For runtime functions defined in bitcode, we avoid the "double-LTO"
scenario you describe by including them in the LTO link even if we can't
prove they will be used.  This is the handleLibcall code you pointed out.
(https://github.com/llvm-mirror/lld/blob/master/ELF/Driver.cpp#L1733).  As the
comment there describes, we don't do this for runtime functions which are
not defined in bitcode, to avoid other side-effects; instead we resolve those
symbols after LTO.

For the scenario I'm describing, though, it looks like the key decision here
is made in SymbolTable::addShared, before handleLibcall and LTO.  If a symbol is
defined in both a static library and a shared library, and we haven't seen a
reference to the static library's symbol at that point, we throw away the
record of the symbol defined in the static library.

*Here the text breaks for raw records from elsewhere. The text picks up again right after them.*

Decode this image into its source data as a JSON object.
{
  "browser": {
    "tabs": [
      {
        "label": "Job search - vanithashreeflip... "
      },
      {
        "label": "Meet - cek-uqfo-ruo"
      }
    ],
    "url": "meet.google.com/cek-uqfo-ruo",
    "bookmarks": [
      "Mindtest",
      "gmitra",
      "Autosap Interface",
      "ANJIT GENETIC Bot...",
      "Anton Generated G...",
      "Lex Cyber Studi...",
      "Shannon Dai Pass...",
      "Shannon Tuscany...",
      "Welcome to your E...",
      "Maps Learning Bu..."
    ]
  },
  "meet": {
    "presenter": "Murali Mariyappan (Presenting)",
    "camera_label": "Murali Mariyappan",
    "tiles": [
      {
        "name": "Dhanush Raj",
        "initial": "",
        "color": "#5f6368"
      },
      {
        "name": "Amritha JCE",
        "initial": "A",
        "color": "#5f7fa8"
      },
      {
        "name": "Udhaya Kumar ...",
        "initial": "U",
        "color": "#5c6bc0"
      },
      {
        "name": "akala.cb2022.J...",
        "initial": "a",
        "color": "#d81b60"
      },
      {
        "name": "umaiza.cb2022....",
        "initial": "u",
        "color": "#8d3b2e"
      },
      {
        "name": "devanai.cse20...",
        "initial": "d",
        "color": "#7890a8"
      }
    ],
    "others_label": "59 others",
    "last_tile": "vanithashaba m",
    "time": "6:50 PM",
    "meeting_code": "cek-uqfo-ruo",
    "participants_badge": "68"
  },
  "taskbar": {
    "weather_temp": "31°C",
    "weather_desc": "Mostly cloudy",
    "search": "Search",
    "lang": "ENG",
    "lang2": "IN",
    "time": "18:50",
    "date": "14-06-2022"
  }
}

Ultimately, I guess the question is what alternatives are possible, without
breaking the scenarios handleLibcall is supposed to handle.  I see a few
possibilities here:

1. Whenever we see any bitcode file, treat it as referencing every possible
runtime function, even those defined in non-bitcode static libraries.  Then we
try to resolve the __sync_val_compare_and_swap_8 issue from
https://reviews.llvm.org/D50475 some other way.
2. Change the symbol resolution that runs after LTO to use a different symbol
resolution rules from normal non-LTO/before-LTO symbol resolution, so it finds
the function from the static library instead of the shared library.
3. Change symbol resolution in general to prefer "lazy" symbols from
static libraries over symbols from shared libraries, even outside LTO.  So
"static.a shared.so object.o" picks the symbol from static.a, instead
of shared.so like it does now.
4. We WONTFIX https://bugs.llvm.org/show_bug.cgi?id=42273 .

-Eli